In 1880, William DeFrehn opened a chair factory in a warehouse at the mouth of the Conococheague Creek. At the height of operations, they produced 125 dozen chairs per month, available in 35 different styles. The factory employed about 50 local men.
On Memorial Day 1889, 68 miles north of Cumberland, MD, the South Fork Dam burst. Twenty million tons of water surged into the river at Johnstown. More than 2,200 people died there in one of the greatest disasters in American History. 
It's over two hours by Interstate highway to cover the 100 miles from Williamsport, MD, to Johnstown, PA. In 1889, the only communication was telegraph lines or limited telephone. 
As the Potomac River and Conococheague Creek began to rise at Williamsport, men anxiously waited by the lines for word from Cumberland about conditions. The only report from the Queen City was that it was raining. While true, it was an understatement. 

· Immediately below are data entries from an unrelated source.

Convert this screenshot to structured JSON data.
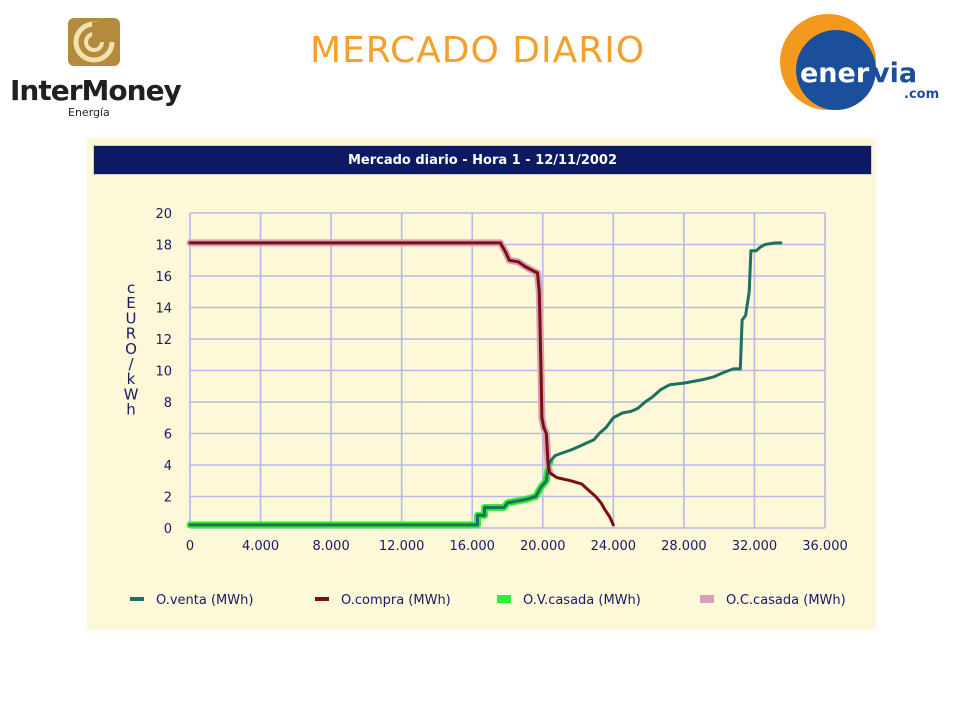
{
  "page": {
    "title": "MERCADO DIARIO"
  },
  "logos": {
    "left": {
      "name": "InterMoney",
      "sub": "Energía"
    },
    "right": {
      "name_part1": "ener",
      "name_part2": "via",
      "domain": ".com"
    }
  },
  "colors": {
    "title": "#f5a02a",
    "panel_bg": "#fcf8d8",
    "header_bg": "#0c1a63",
    "grid": "#b9b9e6",
    "venta": "#1f7060",
    "compra": "#7a1010",
    "v_casada": "#2ef02e",
    "c_casada": "#d9a0b8"
  },
  "chart_data": {
    "type": "line",
    "title": "Mercado diario - Hora 1 - 12/11/2002",
    "ylabel": "cEURO/kWh",
    "xlabel": "",
    "xlim": [
      0,
      36000
    ],
    "ylim": [
      0,
      20
    ],
    "grid": true,
    "legend_position": "bottom",
    "x_ticks": [
      "0",
      "4.000",
      "8.000",
      "12.000",
      "16.000",
      "20.000",
      "24.000",
      "28.000",
      "32.000",
      "36.000"
    ],
    "y_ticks": [
      "0",
      "2",
      "4",
      "6",
      "8",
      "10",
      "12",
      "14",
      "16",
      "18",
      "20"
    ],
    "series": [
      {
        "name": "O.venta (MWh)",
        "color_key": "venta",
        "points": [
          [
            0,
            0.2
          ],
          [
            16300,
            0.2
          ],
          [
            16300,
            0.8
          ],
          [
            16700,
            0.8
          ],
          [
            16700,
            1.3
          ],
          [
            17800,
            1.3
          ],
          [
            18000,
            1.6
          ],
          [
            19000,
            1.8
          ],
          [
            19600,
            2.0
          ],
          [
            19900,
            2.6
          ],
          [
            20200,
            3.0
          ],
          [
            20300,
            3.8
          ],
          [
            20400,
            4.2
          ],
          [
            20700,
            4.6
          ],
          [
            21200,
            4.8
          ],
          [
            21700,
            5.0
          ],
          [
            22100,
            5.2
          ],
          [
            22500,
            5.4
          ],
          [
            22900,
            5.6
          ],
          [
            23200,
            6.0
          ],
          [
            23600,
            6.4
          ],
          [
            24000,
            7.0
          ],
          [
            24500,
            7.3
          ],
          [
            25000,
            7.4
          ],
          [
            25400,
            7.6
          ],
          [
            25800,
            8.0
          ],
          [
            26200,
            8.3
          ],
          [
            26700,
            8.8
          ],
          [
            27200,
            9.1
          ],
          [
            28000,
            9.2
          ],
          [
            29000,
            9.4
          ],
          [
            29700,
            9.6
          ],
          [
            30300,
            9.9
          ],
          [
            30800,
            10.1
          ],
          [
            31200,
            10.1
          ],
          [
            31300,
            13.2
          ],
          [
            31500,
            13.5
          ],
          [
            31700,
            15.0
          ],
          [
            31800,
            17.6
          ],
          [
            32100,
            17.6
          ],
          [
            32300,
            17.8
          ],
          [
            32600,
            18.0
          ],
          [
            33200,
            18.1
          ],
          [
            33500,
            18.1
          ]
        ]
      },
      {
        "name": "O.compra (MWh)",
        "color_key": "compra",
        "points": [
          [
            0,
            18.1
          ],
          [
            17600,
            18.1
          ],
          [
            17900,
            17.5
          ],
          [
            18100,
            17.0
          ],
          [
            18600,
            16.9
          ],
          [
            19000,
            16.6
          ],
          [
            19500,
            16.3
          ],
          [
            19700,
            16.2
          ],
          [
            19800,
            15.0
          ],
          [
            19900,
            10.0
          ],
          [
            19950,
            7.0
          ],
          [
            20050,
            6.4
          ],
          [
            20200,
            6.0
          ],
          [
            20300,
            4.0
          ],
          [
            20400,
            3.5
          ],
          [
            20800,
            3.2
          ],
          [
            21600,
            3.0
          ],
          [
            22200,
            2.8
          ],
          [
            22600,
            2.4
          ],
          [
            23000,
            2.0
          ],
          [
            23300,
            1.6
          ],
          [
            23500,
            1.2
          ],
          [
            23800,
            0.7
          ],
          [
            24000,
            0.2
          ]
        ]
      },
      {
        "name": "O.V.casada (MWh)",
        "color_key": "v_casada",
        "points": [
          [
            0,
            0.2
          ],
          [
            16300,
            0.2
          ],
          [
            16300,
            0.8
          ],
          [
            16700,
            0.8
          ],
          [
            16700,
            1.3
          ],
          [
            17800,
            1.3
          ],
          [
            18000,
            1.6
          ],
          [
            19000,
            1.8
          ],
          [
            19600,
            2.0
          ],
          [
            19900,
            2.6
          ],
          [
            20200,
            3.0
          ],
          [
            20300,
            3.8
          ],
          [
            20400,
            4.2
          ]
        ]
      },
      {
        "name": "O.C.casada (MWh)",
        "color_key": "c_casada",
        "points": [
          [
            0,
            18.1
          ],
          [
            17600,
            18.1
          ],
          [
            17900,
            17.5
          ],
          [
            18100,
            17.0
          ],
          [
            18600,
            16.9
          ],
          [
            19000,
            16.6
          ],
          [
            19500,
            16.3
          ],
          [
            19700,
            16.2
          ],
          [
            19800,
            15.0
          ],
          [
            19900,
            10.0
          ],
          [
            19950,
            7.0
          ],
          [
            20050,
            6.4
          ],
          [
            20200,
            6.0
          ],
          [
            20300,
            4.0
          ],
          [
            20400,
            3.5
          ]
        ]
      }
    ]
  }
}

It was June 2 before the Potomac River crested at 40.2 feet, a record that would stand until St. Patrick's Day 1932, when the river crested at 48.6 feet.  
The largest casualty of the flood at Williamsport was the chair factory. Defrehn closed his operations at Williamsport after the flood and, interestingly enough, reopened in Johnstown, Pa., later moving to Hornerstown, Pa. They closed for good in the 1970s.